Young Dads Can Get Postpartum Depression, Too

Well, this is interesting: postpartum depression apparently isn’t just a mom thing. According to a new study published in the May issue of Pediatrics, it’s a parenting thing —because young dads can get postpartum depression too.

The study examined 10,623 young men who were participating in the National Longitudinal Study of Adolescent Health, tracking the ups and downs of their depression symptoms over 20 years via a 10-question survey they answered every few years. One-third of the participants had become fathers by the time they were in the 24-to-32 age bracket — and in these young men, their depression scores showed a clear shift over time. There was a whopping 68 percent increase of depressive symptoms over the first five years of fatherhood for men who first became dads around the age of 25 — as long as they lived in the same home as their kids. Fathers who didn’t live with their children didn’t have quite the same spike in depressive symptoms, but those men were fewer and further between. The men living with their children also displayed lower depression symptoms before their kids were born, making the increase much more pronounced for them.

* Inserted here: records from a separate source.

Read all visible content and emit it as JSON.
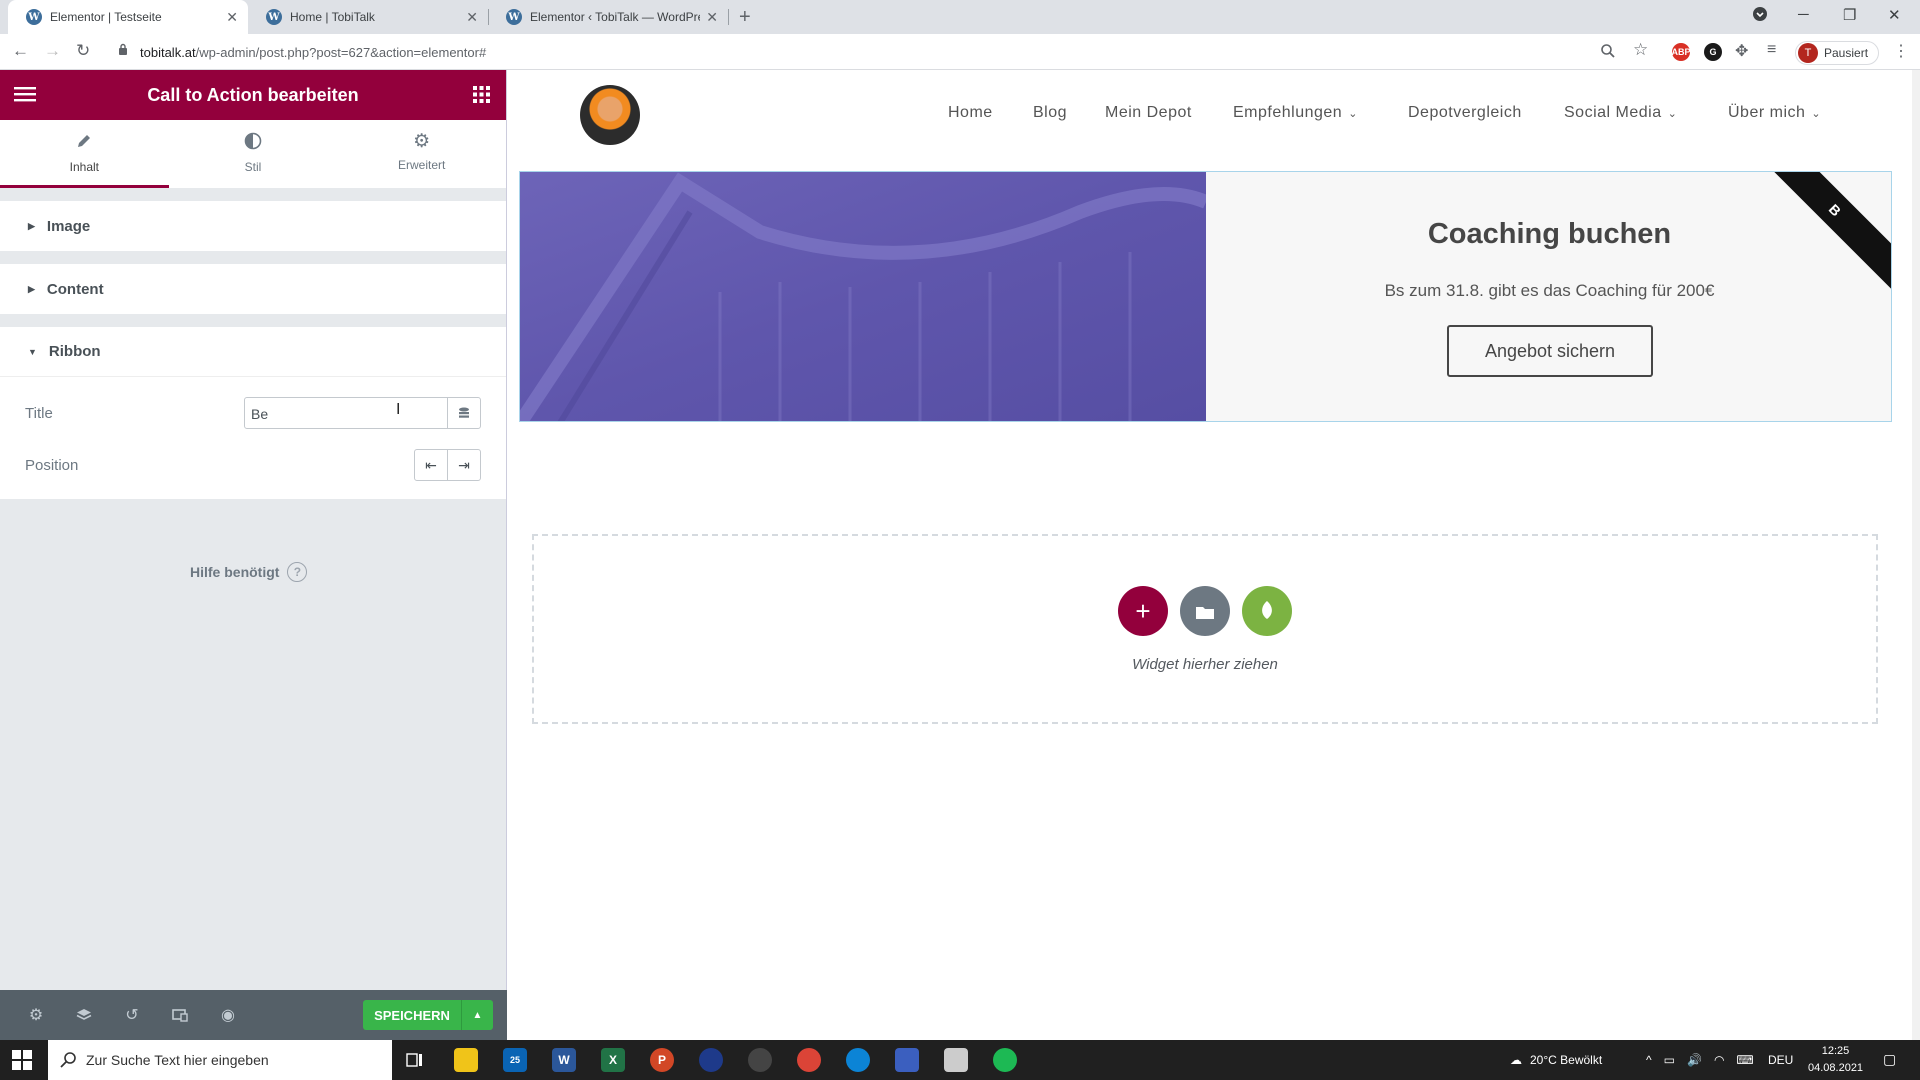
{
  "browser": {
    "tabs": [
      {
        "label": "Elementor | Testseite",
        "active": true
      },
      {
        "label": "Home | TobiTalk",
        "active": false
      },
      {
        "label": "Elementor ‹ TobiTalk — WordPre",
        "active": false
      }
    ],
    "url_host": "tobitalk.at",
    "url_path": "/wp-admin/post.php?post=627&action=elementor#",
    "profile_initial": "T",
    "profile_label": "Pausiert",
    "ext_abp": "ABP"
  },
  "panel": {
    "header_title": "Call to Action bearbeiten",
    "tabs": [
      {
        "label": "Inhalt",
        "icon": "pencil-icon"
      },
      {
        "label": "Stil",
        "icon": "contrast-icon"
      },
      {
        "label": "Erweitert",
        "icon": "gear-icon"
      }
    ],
    "sections": [
      "Image",
      "Content",
      "Ribbon"
    ],
    "ribbon_title_label": "Title",
    "ribbon_title_value": "Be",
    "ribbon_position_label": "Position",
    "help_text": "Hilfe benötigt",
    "help_icon": "?",
    "save_label": "SPEICHERN"
  },
  "site": {
    "nav": [
      {
        "label": "Home",
        "dropdown": false
      },
      {
        "label": "Blog",
        "dropdown": false
      },
      {
        "label": "Mein Depot",
        "dropdown": false
      },
      {
        "label": "Empfehlungen",
        "dropdown": true
      },
      {
        "label": "Depotvergleich",
        "dropdown": false
      },
      {
        "label": "Social Media",
        "dropdown": true
      },
      {
        "label": "Über mich",
        "dropdown": true
      }
    ],
    "cta_title": "Coaching buchen",
    "cta_description": "Bs zum 31.8. gibt es das Coaching für 200€",
    "cta_button": "Angebot sichern",
    "ribbon_text": "B",
    "drop_hint": "Widget hierher ziehen"
  },
  "taskbar": {
    "search_placeholder": "Zur Suche Text hier eingeben",
    "weather": "20°C  Bewölkt",
    "language": "DEU",
    "time": "12:25",
    "date": "04.08.2021",
    "mail_badge": "25"
  },
  "colors": {
    "elementor_accent": "#93003c",
    "save_green": "#39b54a",
    "cta_overlay": "#6d64b8"
  }
}
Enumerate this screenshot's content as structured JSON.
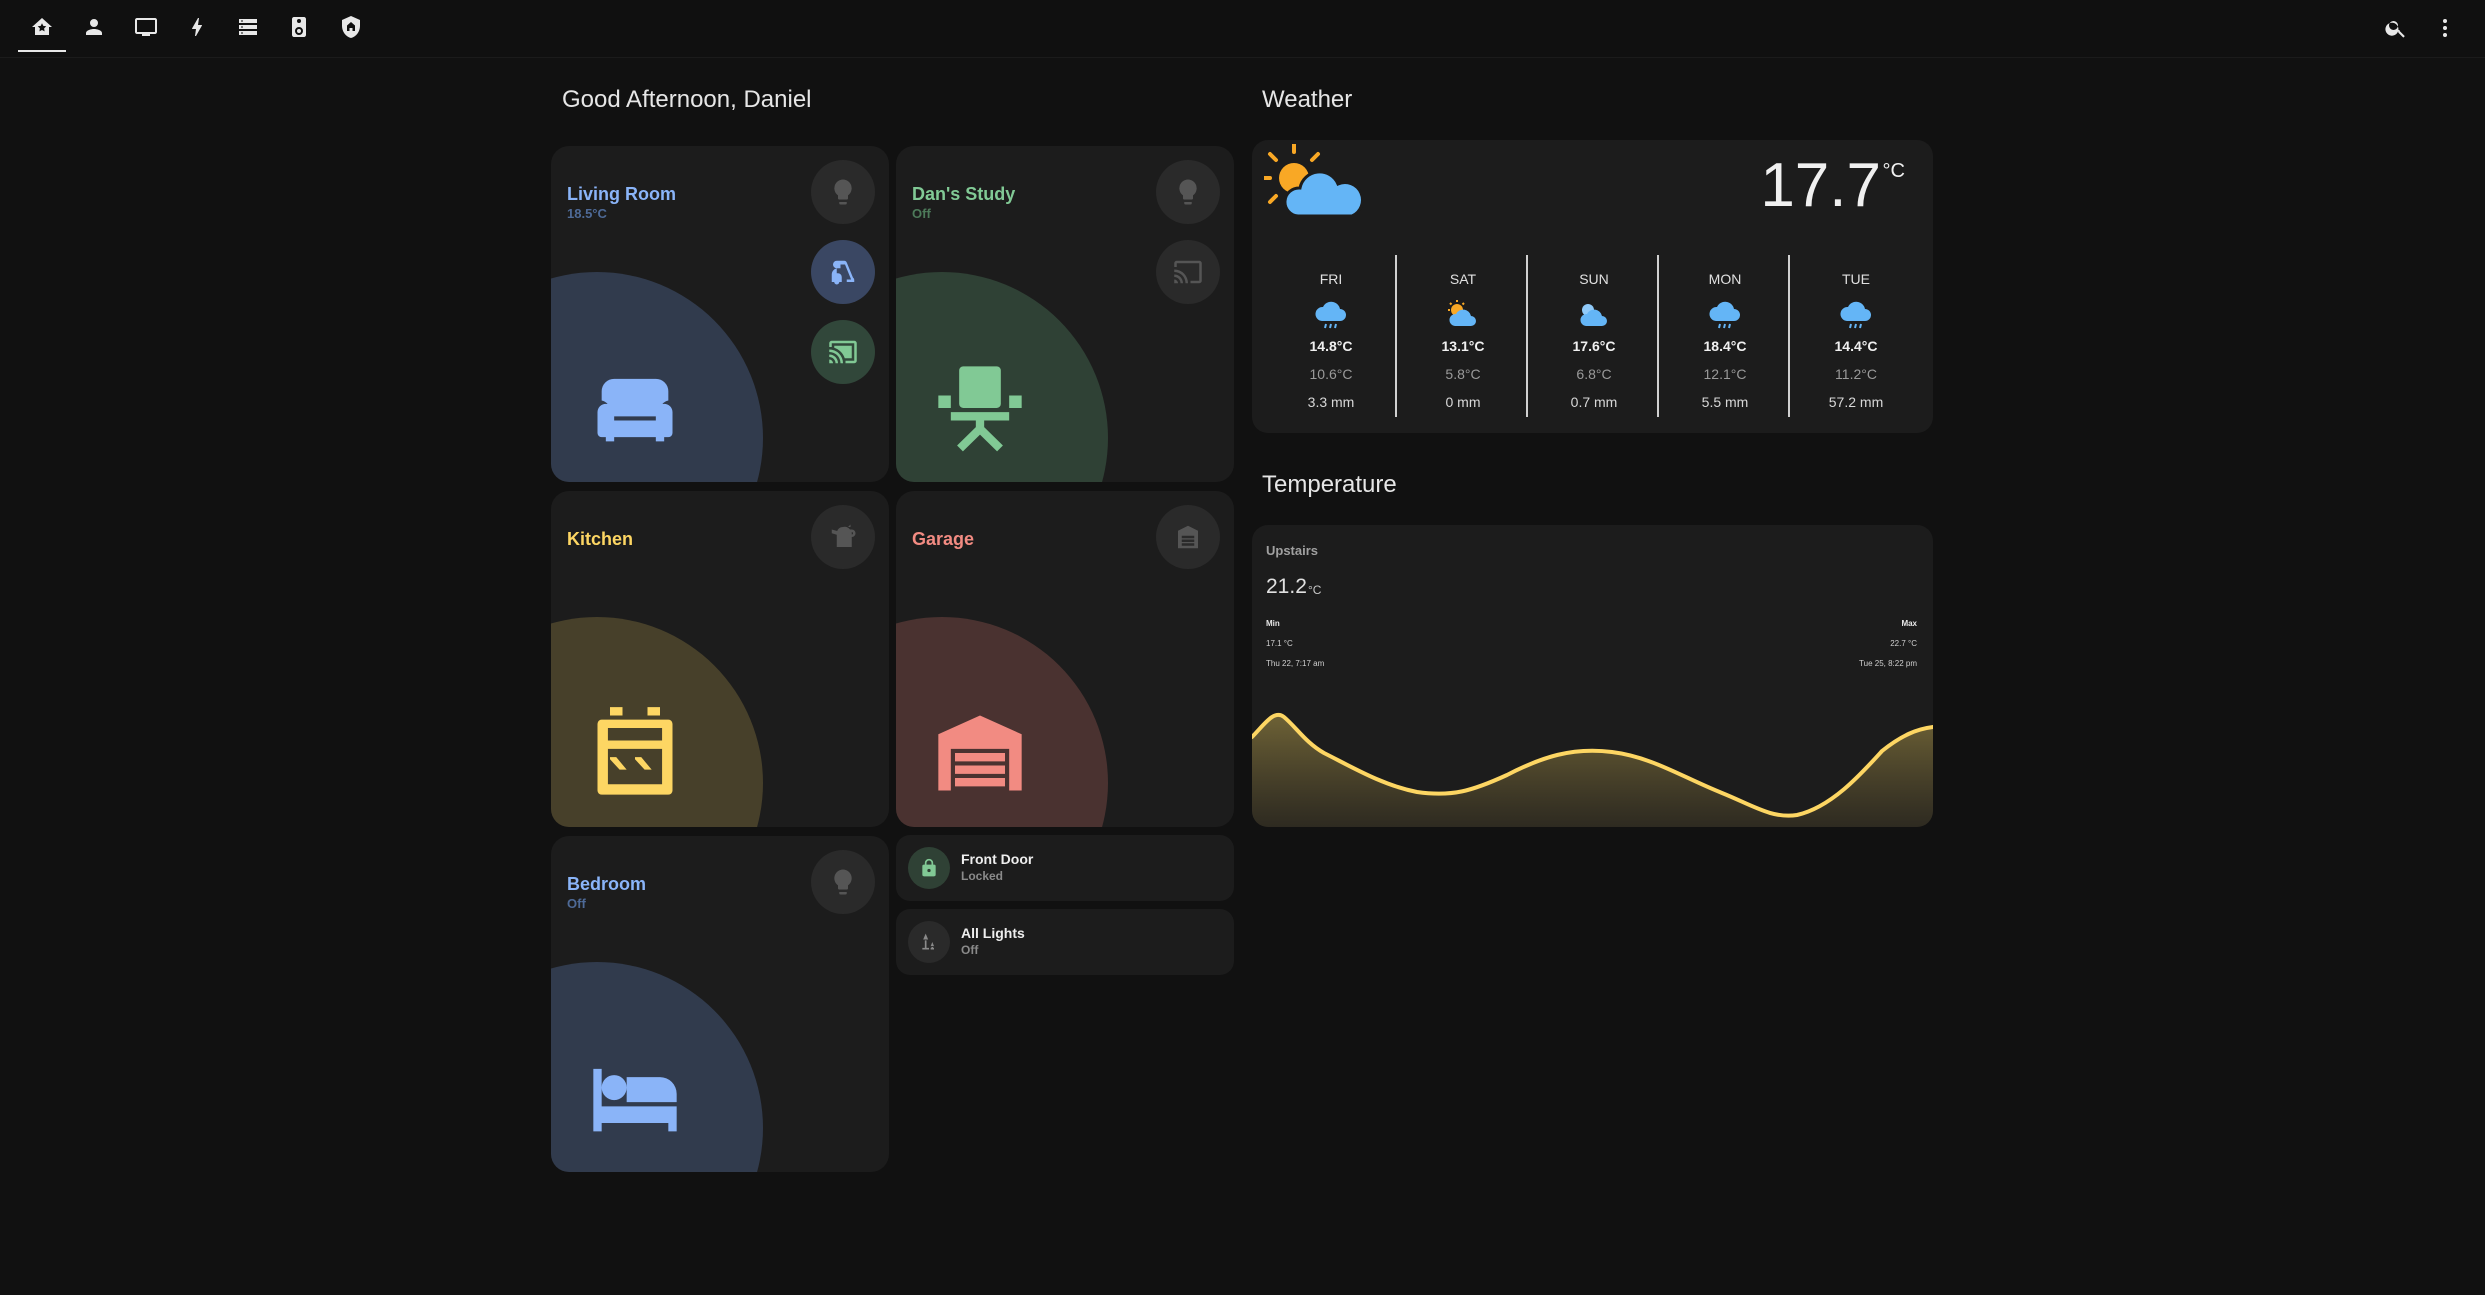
{
  "topbar": {
    "tabs": [
      {
        "name": "home-icon",
        "active": true
      },
      {
        "name": "person-icon",
        "active": false
      },
      {
        "name": "monitor-icon",
        "active": false
      },
      {
        "name": "lightning-icon",
        "active": false
      },
      {
        "name": "server-icon",
        "active": false
      },
      {
        "name": "speaker-icon",
        "active": false
      },
      {
        "name": "shield-home-icon",
        "active": false
      }
    ],
    "actions": [
      "search-icon",
      "more-vert-icon"
    ]
  },
  "greeting": "Good Afternoon, Daniel",
  "rooms": {
    "living_room": {
      "name": "Living Room",
      "status": "18.5°C",
      "color": "#8ab4f8",
      "blob": "#313b4d",
      "icon": "sofa-icon"
    },
    "dans_study": {
      "name": "Dan's Study",
      "status": "Off",
      "color": "#81c995",
      "blob": "#2f4135",
      "icon": "office-chair-icon"
    },
    "kitchen": {
      "name": "Kitchen",
      "status": "",
      "color": "#fdd663",
      "blob": "#47402a",
      "icon": "stove-icon"
    },
    "garage": {
      "name": "Garage",
      "status": "",
      "color": "#f28b82",
      "blob": "#4a3230",
      "icon": "garage-icon"
    },
    "bedroom": {
      "name": "Bedroom",
      "status": "Off",
      "color": "#8ab4f8",
      "blob": "#313b4d",
      "icon": "bed-icon"
    }
  },
  "tiles": {
    "front_door": {
      "title": "Front Door",
      "state": "Locked",
      "icon": "lock-icon"
    },
    "all_lights": {
      "title": "All Lights",
      "state": "Off",
      "icon": "lamps-icon"
    }
  },
  "weather": {
    "title": "Weather",
    "current_temp": "17.7",
    "unit": "°C",
    "current_icon": "partly-cloudy-icon",
    "forecast": [
      {
        "day": "FRI",
        "high": "14.8°C",
        "low": "10.6°C",
        "precip": "3.3 mm",
        "icon": "rainy-icon"
      },
      {
        "day": "SAT",
        "high": "13.1°C",
        "low": "5.8°C",
        "precip": "0 mm",
        "icon": "partly-cloudy-icon"
      },
      {
        "day": "SUN",
        "high": "17.6°C",
        "low": "6.8°C",
        "precip": "0.7 mm",
        "icon": "partly-cloudy-icon"
      },
      {
        "day": "MON",
        "high": "18.4°C",
        "low": "12.1°C",
        "precip": "5.5 mm",
        "icon": "rainy-icon"
      },
      {
        "day": "TUE",
        "high": "14.4°C",
        "low": "11.2°C",
        "precip": "57.2 mm",
        "icon": "rainy-icon"
      }
    ]
  },
  "temperature": {
    "title": "Temperature",
    "sensor": "Upstairs",
    "value": "21.2",
    "unit": "°C",
    "min_label": "Min",
    "min_value": "17.1 °C",
    "min_time": "Thu 22, 7:17 am",
    "max_label": "Max",
    "max_value": "22.7 °C",
    "max_time": "Tue 25, 8:22 pm",
    "line_color": "#fdd663"
  }
}
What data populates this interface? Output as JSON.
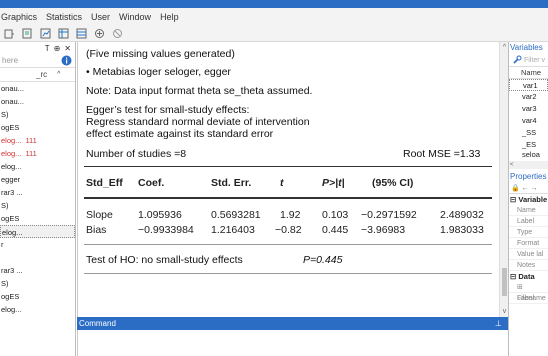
{
  "menu": [
    "Graphics",
    "Statistics",
    "User",
    "Window",
    "Help"
  ],
  "left_panel": {
    "header_icons": [
      "T",
      "⊕",
      "✕"
    ],
    "search_placeholder": "here",
    "column_header": "_rc",
    "rows": [
      {
        "text": "onau...",
        "count": "",
        "style": "normal"
      },
      {
        "text": "onau...",
        "count": "",
        "style": "normal"
      },
      {
        "text": "S)",
        "count": "",
        "style": "normal"
      },
      {
        "text": "ogES",
        "count": "",
        "style": "normal"
      },
      {
        "text": "elog...",
        "count": "111",
        "style": "red"
      },
      {
        "text": "elog...",
        "count": "111",
        "style": "red"
      },
      {
        "text": "elog...",
        "count": "",
        "style": "normal"
      },
      {
        "text": "egger",
        "count": "",
        "style": "normal"
      },
      {
        "text": "rar3 ...",
        "count": "",
        "style": "normal"
      },
      {
        "text": "S)",
        "count": "",
        "style": "normal"
      },
      {
        "text": "ogES",
        "count": "",
        "style": "normal"
      },
      {
        "text": "elog...",
        "count": "",
        "style": "selected"
      },
      {
        "text": "r",
        "count": "",
        "style": "normal"
      },
      {
        "text": "",
        "count": "",
        "style": "normal"
      },
      {
        "text": "rar3 ...",
        "count": "",
        "style": "normal"
      },
      {
        "text": "S)",
        "count": "",
        "style": "normal"
      },
      {
        "text": "ogES",
        "count": "",
        "style": "normal"
      },
      {
        "text": "elog...",
        "count": "",
        "style": "normal"
      }
    ]
  },
  "results": {
    "missing_note": "(Five missing values generated)",
    "command_echo": "• Metabias loger seloger, egger",
    "format_note": "Note: Data input format theta se_theta assumed.",
    "egger_title": "Egger’s test for small-study effects:",
    "egger_line2": "Regress standard normal deviate of intervention",
    "egger_line3": "effect estimate against its standard error",
    "n_studies": "Number of studies =8",
    "root_mse": "Root MSE =1.33",
    "table": {
      "headers": [
        "Std_Eff",
        "Coef.",
        "Std. Err.",
        "t",
        "P>|t|",
        "(95% CI)"
      ],
      "rows": [
        [
          "Slope",
          "1.095936",
          "0.5693281",
          "1.92",
          "0.103",
          "−0.2971592",
          "2.489032"
        ],
        [
          "Bias",
          "−0.9933984",
          "1.216403",
          "−0.82",
          "0.445",
          "−3.96983",
          "1.983033"
        ]
      ]
    },
    "test_label": "Test of HO: no small-study effects",
    "test_p": "P=0.445"
  },
  "command_pane": {
    "title": "Command",
    "pin": "⊥"
  },
  "right_panel": {
    "variables_title": "Variables",
    "filter_placeholder": "Filter v",
    "name_header": "Name",
    "vars": [
      "var1",
      "var2",
      "var3",
      "var4",
      "_SS",
      "_ES",
      "seloa"
    ],
    "properties_title": "Properties",
    "prop_toolbar": "🔒 ← →",
    "variables_section": "Variable",
    "prop_labels": [
      "Name",
      "Label",
      "Type",
      "Format",
      "Value lal",
      "Notes"
    ],
    "data_section": "Data",
    "data_labels": [
      "Filename",
      "Label"
    ]
  },
  "colors": {
    "accent": "#2b6cc4",
    "red_count": "#cc3333"
  }
}
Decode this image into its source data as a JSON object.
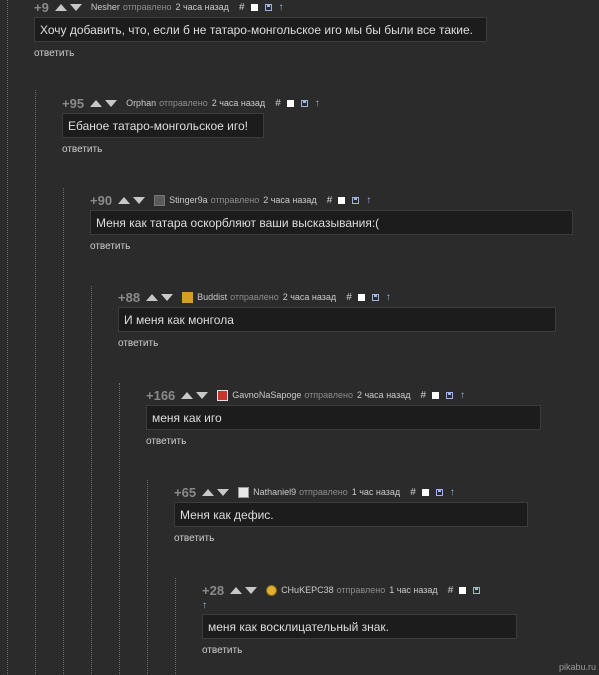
{
  "comments": [
    {
      "rating": "+9",
      "author": "Nesher",
      "sent": "отправлено",
      "time": "2 часа назад",
      "text": "Хочу добавить, что, если б не татаро-монгольское иго мы бы были все такие.",
      "reply": "ответить",
      "avatar": null
    },
    {
      "rating": "+95",
      "author": "Orphan",
      "sent": "отправлено",
      "time": "2 часа назад",
      "text": "Ебаное татаро-монгольское иго!",
      "reply": "ответить",
      "avatar": null
    },
    {
      "rating": "+90",
      "author": "Stinger9a",
      "sent": "отправлено",
      "time": "2 часа назад",
      "text": "Меня как татара оскорбляют ваши высказывания:(",
      "reply": "ответить",
      "avatar": "user-avatar"
    },
    {
      "rating": "+88",
      "author": "Buddist",
      "sent": "отправлено",
      "time": "2 часа назад",
      "text": "И меня как монгола",
      "reply": "ответить",
      "avatar": "user-avatar"
    },
    {
      "rating": "+166",
      "author": "GavnoNaSapoge",
      "sent": "отправлено",
      "time": "2 часа назад",
      "text": "меня как иго",
      "reply": "ответить",
      "avatar": "user-avatar"
    },
    {
      "rating": "+65",
      "author": "Nathaniel9",
      "sent": "отправлено",
      "time": "1 час назад",
      "text": "Меня как дефис.",
      "reply": "ответить",
      "avatar": "user-avatar"
    },
    {
      "rating": "+28",
      "author": "CHuKEPC38",
      "sent": "отправлено",
      "time": "1 час назад",
      "text": "меня как восклицательный знак.",
      "reply": "ответить",
      "avatar": "user-avatar"
    }
  ],
  "icons": {
    "hash": "#",
    "up_arrow": "↑"
  },
  "brand": "pikabu.ru",
  "colors": {
    "background": "#2b2b2b",
    "comment_body": "#1c1c1c",
    "link": "#9db7e2"
  }
}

A lot is made of how depression in young mothers affects both the women themselves as well as their children (as it should be — postpartum is no joke) — but we talk about it considerably less with regards to young fathers. We definitely should, though; research shows that depressed dads not only interact less with their kids, but also are more likely both to use corporal punishment and to neglect them, too. The results? Awful for the dad, of course, but equally terrible for the children. Said lead study author Dr. Craig Garfield, “Parental depression has a detrimental effect on kids, especially during those first key years of parent-infant attachment. We need to do a better job of helping young dads transition through that time period.”

The thing that makes it tricky is that we don’t understand the reasons why it happens yet. With mothers, we suspect it comes from a mix of stress and the biological changes having a baby wreaks on the body; men’s bodies obviously don’t go through the same thing, although their lives do change dramatically — they might, for example, be feeling financial strain or stress on their marriage.

Something clearly needs to change — and re-framing the conversation about paternity leave is a good start. The suggestion box is open — anyone have any further thoughts?